[Numpy-discussion] numpy and C99

Charles R Harris charlesr.harris at gmail.com
Fri Oct 23 11:47:58 EDT 2009


On Fri, Oct 23, 2009 at 8:41 AM, Sturla Molden <sturla at molden.no> wrote:

> Dag Sverre Seljebotn skrev:
>
>
>
> > Microsoft's compilers don't support C99 (or, at least, versions that
> > still has to be used doesn't).
> >
> >
> Except for automatic arrays, they do support some of the more important
> parts of C99 as extensions to C89:
>
> inline functions
> restrict qualifier
> for (int i=0; i<; i++)
>
>
> Personally I think all of NumPy's C base should be moved to Cython. With
> your excellent syntax for PEP 3118 buffers, I see no reason to keep
> NumPy in C. This would make porting to Py3k as well as maintainence
> easier. When Cython can build Sage, it can be used for a smaller project
> like NumPy as well.
>
>
Sage doesn't have the accumulated layers of crud that numpy has. Yet ;)
However, moving parts of the code to cython is certainly one path forward.
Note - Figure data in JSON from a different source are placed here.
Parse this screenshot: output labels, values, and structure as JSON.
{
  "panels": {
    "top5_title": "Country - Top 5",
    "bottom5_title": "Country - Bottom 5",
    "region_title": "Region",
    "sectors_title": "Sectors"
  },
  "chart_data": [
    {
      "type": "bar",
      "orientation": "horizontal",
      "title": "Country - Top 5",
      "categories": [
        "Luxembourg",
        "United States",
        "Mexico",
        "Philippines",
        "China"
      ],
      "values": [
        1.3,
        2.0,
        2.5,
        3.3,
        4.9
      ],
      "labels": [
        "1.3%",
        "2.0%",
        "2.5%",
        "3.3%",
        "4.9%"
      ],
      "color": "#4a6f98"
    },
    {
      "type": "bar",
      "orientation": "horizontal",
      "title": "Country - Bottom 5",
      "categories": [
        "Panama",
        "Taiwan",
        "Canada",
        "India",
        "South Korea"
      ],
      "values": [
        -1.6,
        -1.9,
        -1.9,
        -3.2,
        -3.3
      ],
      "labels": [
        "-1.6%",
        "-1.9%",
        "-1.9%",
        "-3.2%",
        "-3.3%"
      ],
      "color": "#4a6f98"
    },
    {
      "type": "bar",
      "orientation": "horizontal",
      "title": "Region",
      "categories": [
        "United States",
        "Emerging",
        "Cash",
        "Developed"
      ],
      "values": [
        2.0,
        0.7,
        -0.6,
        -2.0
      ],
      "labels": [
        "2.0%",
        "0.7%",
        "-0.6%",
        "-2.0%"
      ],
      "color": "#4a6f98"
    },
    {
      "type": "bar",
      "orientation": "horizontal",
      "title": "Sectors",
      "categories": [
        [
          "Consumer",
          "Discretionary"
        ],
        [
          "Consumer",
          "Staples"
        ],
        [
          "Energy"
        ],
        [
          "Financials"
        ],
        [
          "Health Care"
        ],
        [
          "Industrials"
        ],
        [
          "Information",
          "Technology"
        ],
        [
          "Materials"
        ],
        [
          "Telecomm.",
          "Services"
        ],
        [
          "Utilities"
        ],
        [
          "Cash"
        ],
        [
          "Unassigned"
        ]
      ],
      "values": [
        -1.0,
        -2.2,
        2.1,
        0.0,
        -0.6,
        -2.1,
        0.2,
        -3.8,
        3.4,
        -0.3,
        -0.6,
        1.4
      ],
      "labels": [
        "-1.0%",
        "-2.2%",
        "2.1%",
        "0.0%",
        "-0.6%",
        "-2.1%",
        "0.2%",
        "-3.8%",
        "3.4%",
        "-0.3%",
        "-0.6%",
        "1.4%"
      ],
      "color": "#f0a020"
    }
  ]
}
A
good starting point would probably be to separate ufuncs from ndarrays.
However, I think some code, say loops.c.src, looks better in C than it would
in cython. C is a rather nice language for that sort of thing. OTOH, the
ufunc_object.c code might look better in cython. In general, I think a
separation between pure C code and python interface code would be the way to
go, with the latter written in cython.


> The question of using C89, C99 or C++ would be deferred to the Cython
> compiler. We could use C++ on one platform (MSVC) and C99 on another
> (GCC). We would also get direct support for C99 _Complex and C++
> std::complex<> types.
>
>
How about symbol export control for the modules? I think that is one more
tool that would benefit from a portable interface in cython.